Effects of the Invention As described above, according to the present invention, there is no need to peel off the insulation coating of the magnet wire when connecting the magnet wire and the lead wire, and there is no need to peel off the insulation coating of the magnet wire. Even if the maximum and minimum wire diameter ratio of multiple magnet wires to be connected exceeds 1:2, the cross-sectional shape of the connection part should be approximately U-shaped or approximately V-shaped. By doing so, an extremely reliable and stable electrical connection can be obtained. This not only reduces connection man-hours and material costs, but also facilitates rationalization and automation, making it possible to obtain extremely advantageous connections between magnet wires and lead wires.
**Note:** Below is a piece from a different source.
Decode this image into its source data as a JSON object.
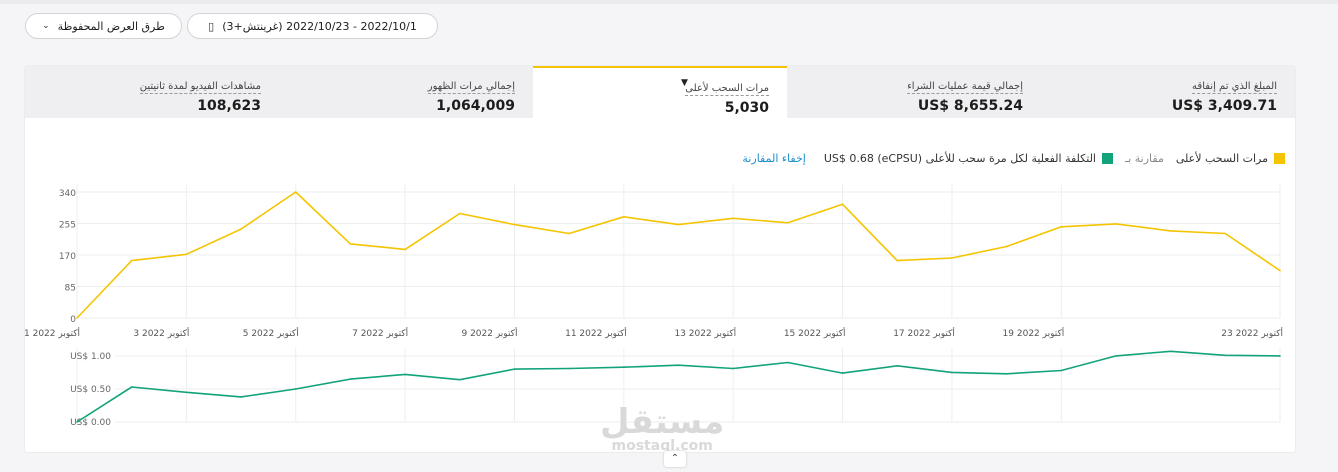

[Brief explanation of the drawing]

Fig. 1 is a perspective view of the completed connection between the magnet wire and the lead wire according to an embodiment of the present invention, Fig. 2 is a cross-sectional view of the electrode and the connection part during pressurized thermocompression bonding, and Fig. 3 is a perspective view of the completed connection between the magnet wire and the lead wire according to an embodiment of the present invention. A configuration diagram of a pressurizing/heating device for obtaining a connection according to one embodiment, FIG. 4 is an explanatory diagram of a completed connection between a magnet wire and a lead wire using conventional solder, and FIG. FIG. 3 is an explanatory diagram of a completed state of connection between a wire and a lead wire. 1...Lead wire, 2...Lead wire conductor part, 3...Magnet wire, 4...
...Connection part, 5...Positive electrode, 6...
・Negative electrode. Name of agent: Patent attorney Toshio Nakao (1 person) Figure 3 Figure 4 Figure 5

Claims (1)

[Claims] The lead wire conductor section is made up of multiple metal wires.
Wrap it around a magnet wire whose insulating coating has not been peeled off, and heat-press the connected portion in this state using a pressure heating device so that the cross section of the connected portion is approximately U-shaped or approximately V-shaped. How to connect magnet wire and lead wire to obtain an electrical connection.